Ai consulenti del lavoro spetta il compenso per le attività non riservate ai commercialisti

una sentenza della Cassazione di giugno 2010 afferma il diritto del consulente del lavoro a svolgere attività non espressamente riservate ai commercialisti

La sentenza dell’11 giugno liberalizza le attività non riservate a soggetti iscritti ad albi professionali o provvisti di specifica abilitazione. Possono, infatti, essere legittimamente svolte da chiunque, perché in questo campo vige il principio generale della libertà di lavoro autonomo e della libertà d’impresa.

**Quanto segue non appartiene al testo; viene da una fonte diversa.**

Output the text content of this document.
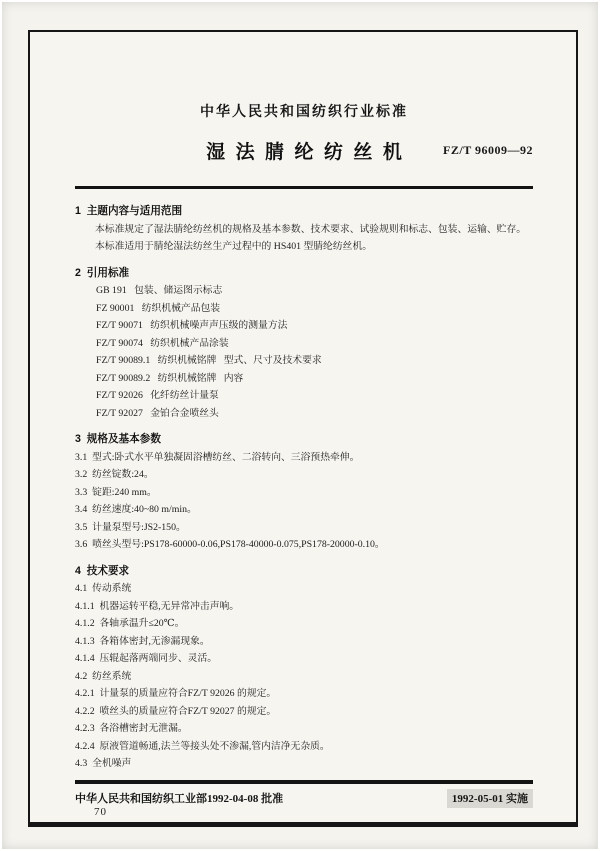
中华人民共和国纺织行业标准
湿法腈纶纺丝机	FZ/T 96009—92
1  主题内容与适用范围
本标准规定了湿法腈纶纺丝机的规格及基本参数、技术要求、试验规则和标志、包装、运输、贮存。
本标准适用于腈纶湿法纺丝生产过程中的 HS401 型腈纶纺丝机。
2  引用标准
GB 191   包装、储运图示标志
FZ 90001   纺织机械产品包装
FZ/T 90071   纺织机械噪声声压级的测量方法
FZ/T 90074   纺织机械产品涂装
FZ/T 90089.1   纺织机械铭牌   型式、尺寸及技术要求
FZ/T 90089.2   纺织机械铭牌   内容
FZ/T 92026   化纤纺丝计量泵
FZ/T 92027   金铂合金喷丝头
3  规格及基本参数
3.1  型式:卧式水平单独凝固浴槽纺丝、二浴转向、三浴预热牵伸。
3.2  纺丝锭数:24。
3.3  锭距:240 mm。
3.4  纺丝速度:40~80 m/min。
3.5  计量泵型号:JS2-150。
3.6  喷丝头型号:PS178-60000-0.06,PS178-40000-0.075,PS178-20000-0.10。
4  技术要求
4.1  传动系统
4.1.1  机器运转平稳,无异常冲击声响。
4.1.2  各轴承温升≤20℃。
4.1.3  各箱体密封,无渗漏现象。
4.1.4  压辊起落两端同步、灵活。
4.2  纺丝系统
4.2.1  计量泵的质量应符合FZ/T 92026 的规定。
4.2.2  喷丝头的质量应符合FZ/T 92027 的规定。
4.2.3  各浴槽密封无泄漏。
4.2.4  原液管道畅通,法兰等接头处不渗漏,管内洁净无杂质。
4.3  全机噪声
中华人民共和国纺织工业部1992-04-08 批准	1992-05-01 实施
70
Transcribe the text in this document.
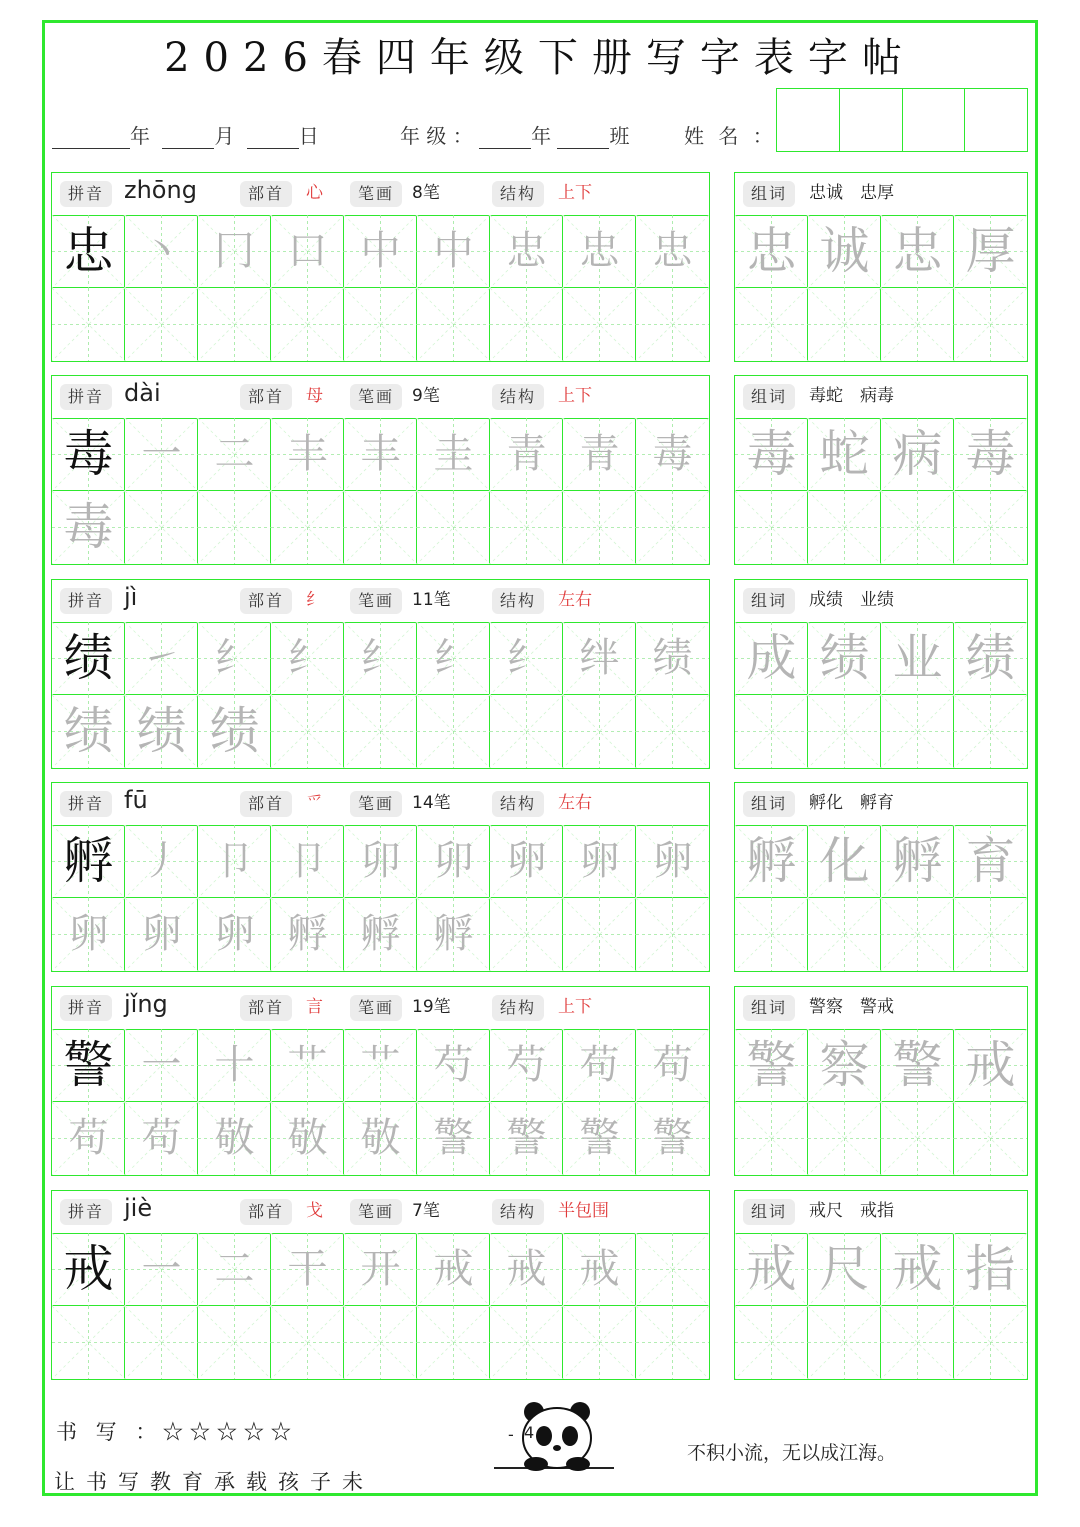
2026春四年级下册写字表字帖
年	月	日	年 级 ：	年	班	姓 名 ：
拼音 zhōng	部首	心	笔画	8笔	结构	上下
忠 丶 冂 口 中 中 忠 忠 忠
组词	忠诚　忠厚
忠 诚 忠 厚
拼音 dài	部首	母	笔画	9笔	结构	上下
毒 一 二 丰 丰 圭 青 青 毒
毒
组词	毒蛇　病毒
毒 蛇 病 毒
拼音 jì	部首	纟	笔画	11笔	结构	左右
绩 ㇀ 纟 纟 纟 纟 纟 绊 绩
绩 绩 绩
组词	成绩　业绩
成 绩 业 绩
拼音 fū	部首	爫	笔画	14笔	结构	左右
孵 丿 卩 卩 卯 卯 卵 卵 卵
卵 卵 卵 孵 孵 孵
组词	孵化　孵育
孵 化 孵 育
拼音 jǐng	部首	言	笔画	19笔	结构	上下
警 一 十 艹 艹 芍 芍 苟 苟
苟 苟 敬 敬 敬 警 警 警 警
组词	警察　警戒
警 察 警 戒
拼音 jiè	部首	戈	笔画	7笔	结构	半包围
戒 一 二 干 开 戒 戒 戒
组词	戒尺　戒指
戒 尺 戒 指
书 写 ：☆☆☆☆☆
让书写教育承载孩子未
- 4
不积小流，无以成江海。
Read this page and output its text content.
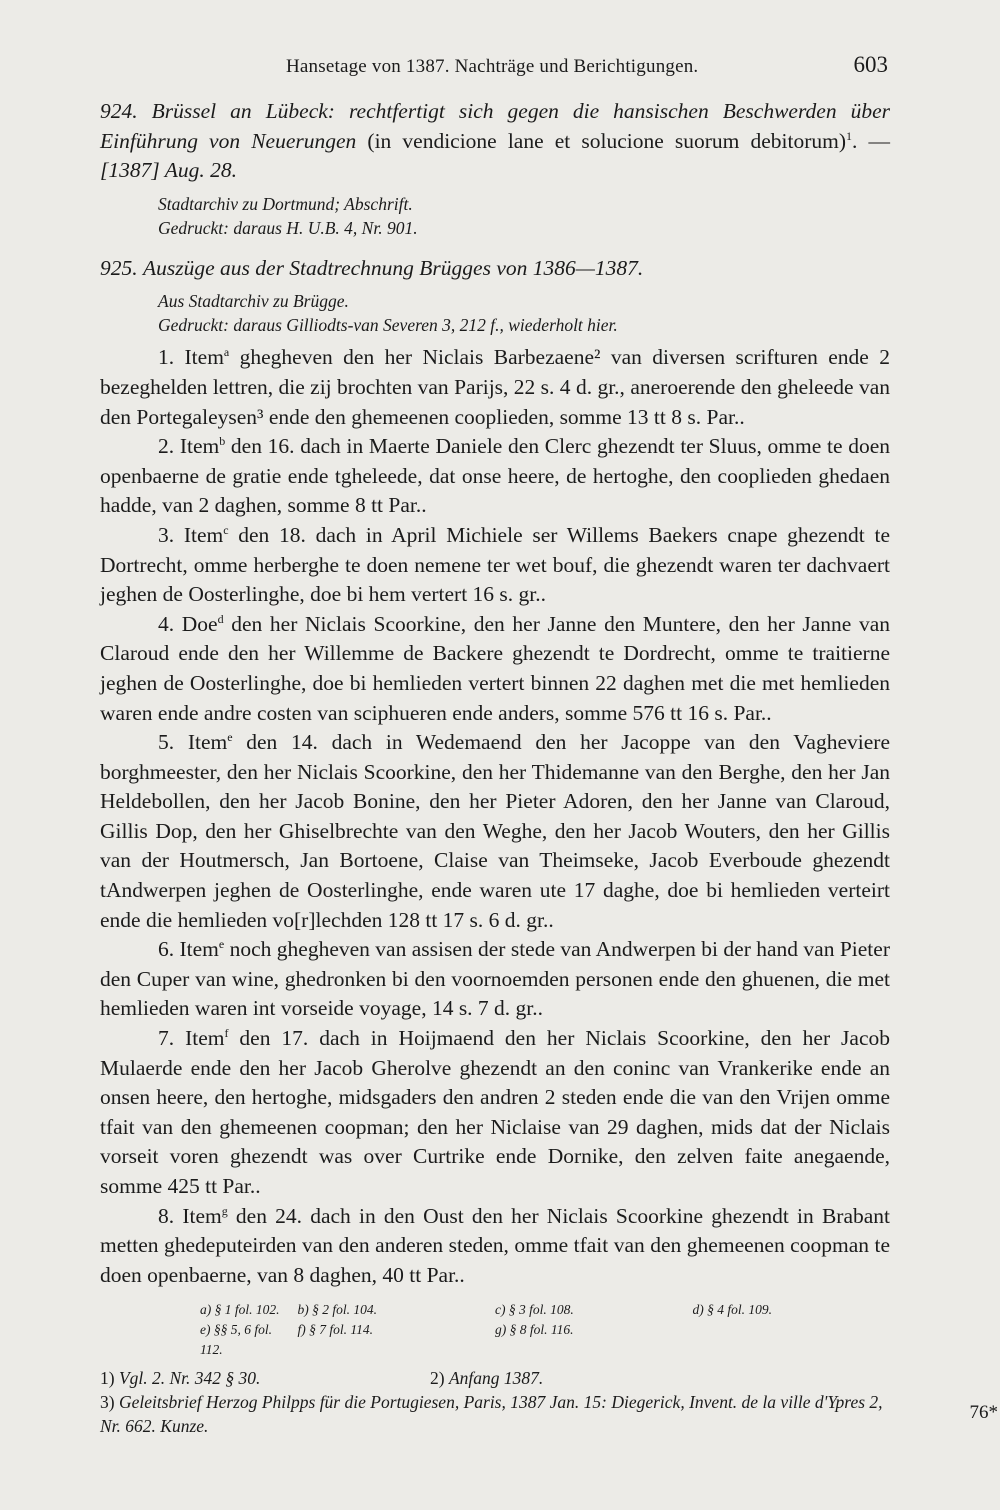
Hansetage von 1387. Nachträge und Berichtigungen.	603

924. Brüssel an Lübeck: rechtfertigt sich gegen die hansischen Beschwerden über Einführung von Neuerungen (in vendicione lane et solucione suorum debitorum)$^1$. — [1387] Aug. 28.

Stadtarchiv zu Dortmund; Abschrift.

Gedruckt: daraus H. U.B. 4, Nr. 901.

925. Auszüge aus der Stadtrechnung Brügges von 1386—1387.

Aus Stadtarchiv zu Brügge.

Gedruckt: daraus Gilliodts-van Severen 3, 212 f., wiederholt hier.

1. Item$^a$ ghegheven den her Niclais Barbezaene² van diversen scrifturen ende 2 bezeghelden lettren, die zij brochten van Parijs, 22 s. 4 d. gr., aneroerende den gheleede van den Portegaleysen³ ende den ghemeenen cooplieden, somme 13 tt 8 s. Par..

2. Item$^b$ den 16. dach in Maerte Daniele den Clerc ghezendt ter Sluus, omme te doen openbaerne de gratie ende tgheleede, dat onse heere, de hertoghe, den cooplieden ghedaen hadde, van 2 daghen, somme 8 tt Par..

3. Item$^c$ den 18. dach in April Michiele ser Willems Baekers cnape ghezendt te Dortrecht, omme herberghe te doen nemene ter wet bouf, die ghezendt waren ter dachvaert jeghen de Oosterlinghe, doe bi hem vertert 16 s. gr..

4. Doe$^d$ den her Niclais Scoorkine, den her Janne den Muntere, den her Janne van Claroud ende den her Willemme de Backere ghezendt te Dordrecht, omme te traitierne jeghen de Oosterlinghe, doe bi hemlieden vertert binnen 22 daghen met die met hemlieden waren ende andre costen van sciphueren ende anders, somme 576 tt 16 s. Par..

5. Item$^e$ den 14. dach in Wedemaend den her Jacoppe van den Vagheviere borghmeester, den her Niclais Scoorkine, den her Thidemanne van den Berghe, den her Jan Heldebollen, den her Jacob Bonine, den her Pieter Adoren, den her Janne van Claroud, Gillis Dop, den her Ghiselbrechte van den Weghe, den her Jacob Wouters, den her Gillis van der Houtmersch, Jan Bortoene, Claise van Theimseke, Jacob Everboude ghezendt tAndwerpen jeghen de Oosterlinghe, ende waren ute 17 daghe, doe bi hemlieden verteirt ende die hemlieden vo[r]lechden 128 tt 17 s. 6 d. gr..

6. Item$^e$ noch ghegheven van assisen der stede van Andwerpen bi der hand van Pieter den Cuper van wine, ghedronken bi den voornoemden personen ende den ghuenen, die met hemlieden waren int vorseide voyage, 14 s. 7 d. gr..

7. Item$^f$ den 17. dach in Hoijmaend den her Niclais Scoorkine, den her Jacob Mulaerde ende den her Jacob Gherolve ghezendt an den coninc van Vrankerike ende an onsen heere, den hertoghe, midsgaders den andren 2 steden ende die van den Vrijen omme tfait van den ghemeenen coopman; den her Niclaise van 29 daghen, mids dat der Niclais vorseit voren ghezendt was over Curtrike ende Dornike, den zelven faite anegaende, somme 425 tt Par..

8. Item$^g$ den 24. dach in den Oust den her Niclais Scoorkine ghezendt in Brabant metten ghedeputeirden van den anderen steden, omme tfait van den ghemeenen coopman te doen openbaerne, van 8 daghen, 40 tt Par..

a) § 1 fol. 102.	b) § 2 fol. 104.	c) § 3 fol. 108.	d) § 4 fol. 109.
e) §§ 5, 6 fol. 112.
f) § 7 fol. 114.	g) § 8 fol. 116.
1) Vgl. 2. Nr. 342 § 30.	2) Anfang 1387.
3) Geleitsbrief Herzog Philpps für die Portugiesen, Paris, 1387 Jan. 15: Diegerick, Invent. de la ville d'Ypres 2, Nr. 662. Kunze.
76*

Si erge una specie di “spartiacque”: da un lato si pongono le attività ad esclusivo appannaggio di soggetti iscritti ad albi o provvisti di specifica abilitazione, dall’altro tutte le altre attività di professione intellettuale, di assistenza o consulenza, che possono essere espletate liberamente producendo il diritto ad un compenso.

 

La pronuncia prende spunto da una controversia sulla possibilità di un consulente del lavoro a svolgere attività non espressamente riservate ai commercialisti, in base alle quali i consulenti del lavoro hanno diritto al compenso per prestazioni professionali relative ad elaborazioni della contabilità, consulenza fiscale, dichiarazioni dei redditi, richiesta di certificati presso la camera di commercio. In dettaglio, l’origine del giudizio è l’opposizione ad un decreto ingiuntivo con il quale si chiedeva il pagamento di un compenso per prestazioni esulanti da quelle proprie del consulente del lavoro, che rientravano nelle attività previste dall’art. 1 del DPR 27 ottobre 1953, n. 1067, ascritte alla competenza dei commercialisti regolarmente iscritti nel relativo albo professionale. Si ricorda, per maggior chiarezza dell’argomentazione, che invece le prestazioni dei consulenti del lavoro sono regolamentate dall’art. 2 della legge professionale n. 12 dell’11 gennaio 1979 comprendente “tutti gli adempimenti previsti da norme vigenti per l’amministrazione del personale dipendente”, nonché lo svolgimento di ogni altra funzione ad essa “affine, connessa e conseguente”.

 

La sentenza rappresenta un quadro di unione di due sentenze della Corte Costituzionale: la n. 345/1995 sulla prevalenza delle esigenze di concorrenza parziale e interdisciplinarità e sulla tutela corporativa degli ordini professionali; la n. 418/1996 sul principio generale di libertà di lavoro autonomo o di libertà d’impresa e di servizi; proprio quest’ultima ha ritenuto che la giurisprudenza prevalente, coerentemente al quadro normativo di riferimento delineato, ha maturato l’indirizzo di considerare l’attività di consulenza aziendale come non riservata agli iscritti nell’albo dei dottori commercialisti o nell’albo dei ragionieri e periti commerciali, potendo essere svolta anche da altri soggetti non iscritti in albo. Già in passato la Corte di Cassazione si era espressa a favore di consulenti del lavoro. Con la sentenza della Corte di Cassazione n. 15530 del 12 giugno 2008 si affermava che “nelle materie commerciali, economiche e finanziarie e di ragioneria, le prestazioni di assistenza o consulenza aziendale non sono riservate per legge in via esclusiva ai dottori commercialisti, ai ragionieri e ai periti commerciali, non rientrando fra le attività che possono essere svolte esclusivamente da soggetti iscritti ad apposito albo professionale o provvisti di specifica abilitazione”. In contrapposizione la sentenza n. 21495 del 12 ottobre 2007, con la quale la Suprema Corte asseriva che l’esecuzione di una prestazione d’opera professionale di natura intellettuale, effettuata da chi non sia iscritto nello specifico albo previsto dalla legge, dà luogo, ai sensi degli articoli 1418 e 2231 del codice civile, alla nullità assoluta del rapporto tra professionista e cliente, privando il contratto di qualsiasi effetto.

 

La dottrina rileva che il consulente del lavoro, oltre alle attività di sua specifica ed esclusiva competenza può svolgere attività di natura tributaria e contabile.

 

L’attività tributaria cosiddetta marginale o minima, del resto, quale ad esempio la tenuta dei registri contabili per conto di un’impresa commerciale e la predisposizione della denuncia dei redditi non costituisce esercizio abusivo delle attività professionali del dottore commercialista e di ragioniere.

 

La Suprema Corte ha precisato che ai fini dell’applicazione dell’art. 348 c.p., è necessario che una norma riservi espressamente agli iscritti a determinati albi, specifiche attività professionali; e non è sufficiente a costruire una competenza esclusiva a favore dei dottori commercialisti la circostanza che determinate attività sono indicate come loro proprie dall’art. 1 del DPR 27.10.1953, n. 1067.